Ее родители, похоже, не понимали, что работа в клубе не хуже любой другой профессии. Споры стали накаляться… и учащаться.
Когда несколько недель спустя она сказала им, что решила бросить работу и поехать с Майком на Майорку, они пришли в ужас и несколько вечеров подряд отговаривали ее. Катя впервые нашла в себе силы сопротивляться их яростной атаке, и поняв, что убеждать ее бесполезно, они попытались взять с нее обещание, что она по крайней мере не выйдет за него замуж. И не будет жить с ним под одной крышей.
– Я знакома с одной девушкой, у которой есть свободная комната в квартире, – ответила она им.
Еще одна ложь.
Но в предвкушении самого грандиозного вечера в городе, проблемы взаимоотношений с родителями и с любовником были отложены в сторону.

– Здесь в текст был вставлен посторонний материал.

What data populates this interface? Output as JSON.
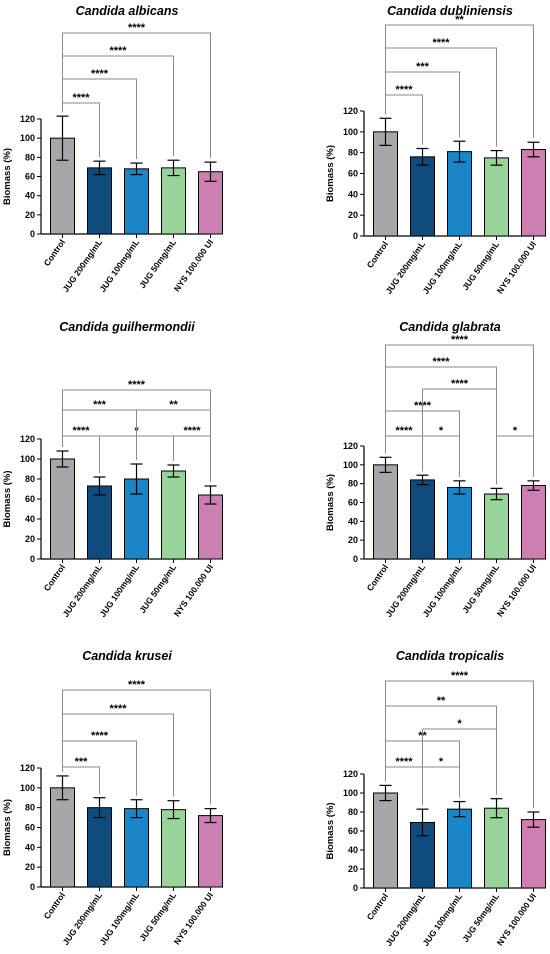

Лиз сидела в глубине зала, за зеркальной колонкой, рядом с кухней. Ее место уже многое говорило о том, насколько авторитетна газета, которую она представляла. Рядом с ней расположились еще восемь женщин, а также двое мужчин, которых, как она поняла чуть позже, совсем не интересовал ее пол. Справа от нее сидела эта парочка мужчин, а слева – высокая, шикарная блондинка. Судя по всему она работала в журнале мод. С такой внешностью нельзя быть репортером новостей.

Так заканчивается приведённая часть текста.